第13章 Interlude(間奏)※一部、微裏あり
何はともあれ、イルミは今回予定されていたエレオノーラへのレッスンの務めを完了した。
王宮の長い回廊を歩きながら、イルミは気怠そうに目を細める。
夜の回廊は静まり返っていた。
等間隔に並ぶ壁灯だけが、淡い琥珀色の光を落としている。磨き上げられた大理石にその光がぼんやり滲む。
昼間は貴族達の声や靴音で満ちていた場所も、今は広すぎるだけの空間だ。
遠くで足音が響き、すぐに消える。
広い回廊は、音までも飲み込んでしまうようだった。
イルミは歩みを進めながら、サッと横髪をかき上げる。
今日はもう遅い。
今からパドキア共和国の自宅へ戻るのは現実的ではない。
(……馬車だけ手配して、宿へ戻るか)
近くにいる従者を探して辺りへ視線を巡らせる。
すると、遠ざかったはずの気配が再びこちらへ近づいてきた。
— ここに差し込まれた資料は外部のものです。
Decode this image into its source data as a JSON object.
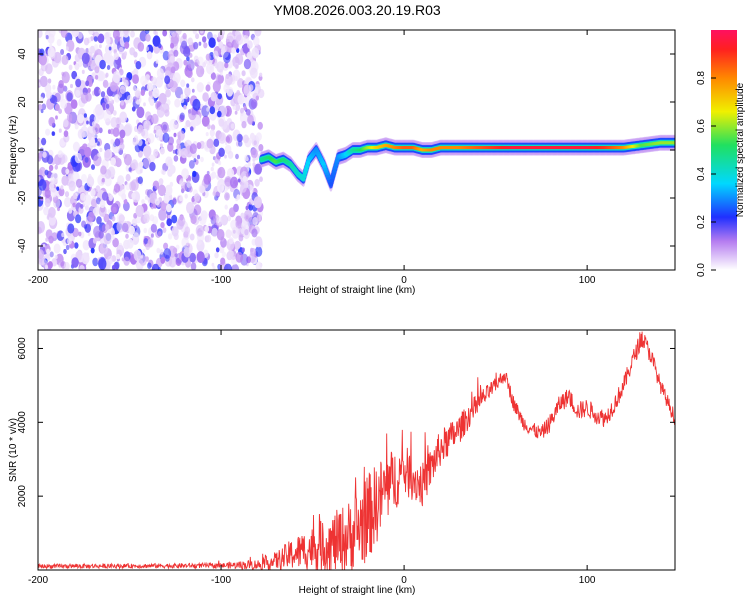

見れば向こうから一人の従者が足早に近づいてくる。
「ゾルディック様。こちらにいらっしゃいましたか」
従者は広い回廊を駆け回ってでもいたのだろうか、息を切らしている。
「何?」
「何かご入り用でしたらお申し付けをと、侍従長より」
随分気の利くことをする。
イルミは軽く眉を上げたあと、淡々と口を開いた。
「明日の朝、パドキアまで向かう馬車を一台用意して。できれば揺れの少ないもの」
「承知致しました。手配しておきます」
従者は一礼する。
それからどこか言いにくそうに視線を伏せた。
「……それと」
「?」
「陛下がお呼びです」
去ろうとしたイルミの足が僅かに止まる。
「今?」
「はい。執務室へお越しいただきたいとのことです」
――面倒だな。
そう思いながらも、イルミは特に表情を変えなかった。
「そう」
イルミは短く息を漏らすと、ゆっくり踵を返した。